Título: Para Amorim, Itamaraty não segue linha terceiro-mundista
Autor: Denise Chrispim Marin
Fonte: O Estado de São Paulo, 06/01/2006, Nacional, p. A9

Ao fazer um balanço das ações do Itamaraty em 2005, o ministro das Relações Exteriores, Celso Amorim, declarou ontem que a atual política externa não segue uma linha terceiro-mundista. Ela é "universalista". Ao enumerar feitos e prioridades, entretanto, o chanceler do governo Luiz Inácio Lula da Silva deixou claro o objetivo de fortalecer as relações com as economias em desenvolvimento, na mesma linha seguida nos últimos anos. Amorim ressaltou que o País prosseguirá com sua aproximação com a África e que a integração da América do Sul será a prioridade de 2006, ao lado das negociações da Rodada Doha da Organização Mundial do Comércio (OMC).
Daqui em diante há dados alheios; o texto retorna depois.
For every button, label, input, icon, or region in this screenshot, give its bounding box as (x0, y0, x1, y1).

Com ênfase, rechaçou ainda a possível de classificação da aliança Venezuela-Cuba-Bolívia, a partir da eleição do boliviano Evo Morales, como um "eixo", e esclareceu que não gosta desta palavra e nem da divisão "simplista" e "maniqueísta" do mundo entre bons e maus. Diante dessa inevitável e já anunciada aliança, o chanceler reiterou que o Brasil manterá o diálogo com seus vizinhos, mesmo que essa iniciativa possa ser qualificada como um "eixo". Mas sem abandonar as relações com os Estados Unidos.
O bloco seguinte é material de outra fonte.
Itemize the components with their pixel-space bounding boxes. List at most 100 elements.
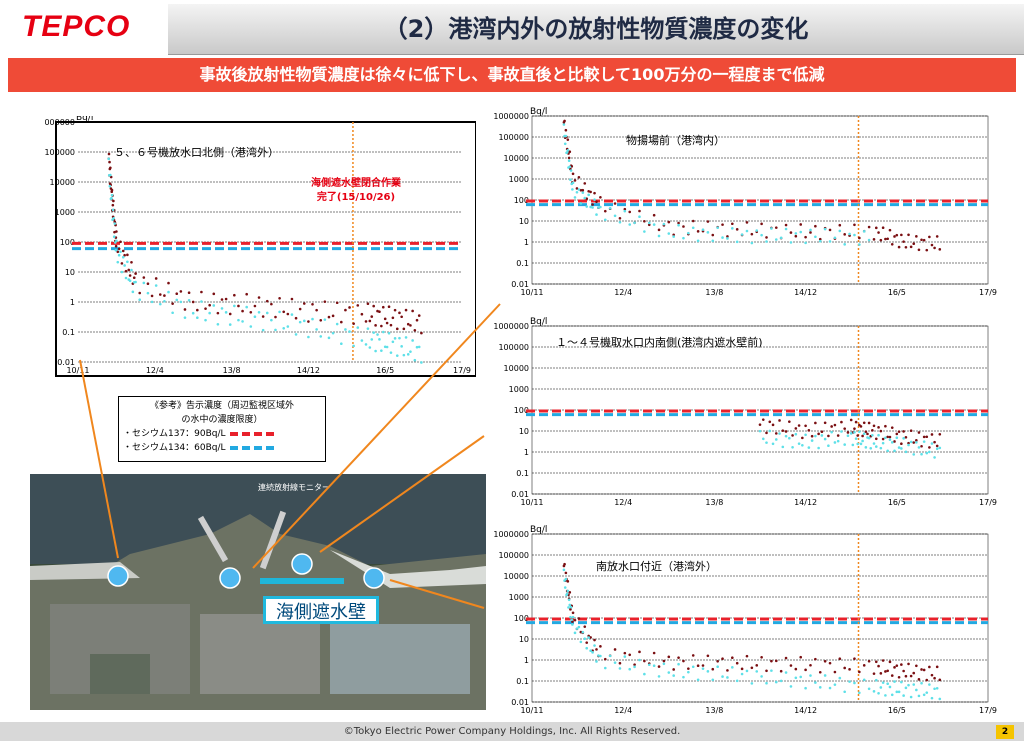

"O Brasil não é um país que está encolhendo, não é uma ex-potência colonial que tem de se readaptar a uma realidade menor. O Brasil é um país que está crescendo e vai crescer mais, em paz com seus vizinhos.

Em harmonia com eles, vamos ter um papel cada vez maior no mundo. A nossa diplomacia tem de corresponder a isso", ditou aos embaixadores.

"A nossa política não é terceiro-mundista. É universalista. A globalização não está só em Nova York, em Paris e em Genebra, lugares que eu gosto de frequentar e onde continuo a aprender muito. Ela está também em Arusha (Tanzânia), Pequim e na América Central. Está em toda a parte", afirmou, em resposta indireta a reportagem publicada ontem pelo Estadão.

Mencionada por Amorim, a Tanzânia é um dos prováveis destinos do próximo roteiro à África do presidente Luiz Inácio Lula da Silva, que já realizou 15 viagens a países da região desde o início de seu governo. No início de fevereiro, Lula fará sua quinta visita a países africanos, entre os quais já estão confirmadas as passagens pela Argélia, Etiópia, Quênia e África do Sul.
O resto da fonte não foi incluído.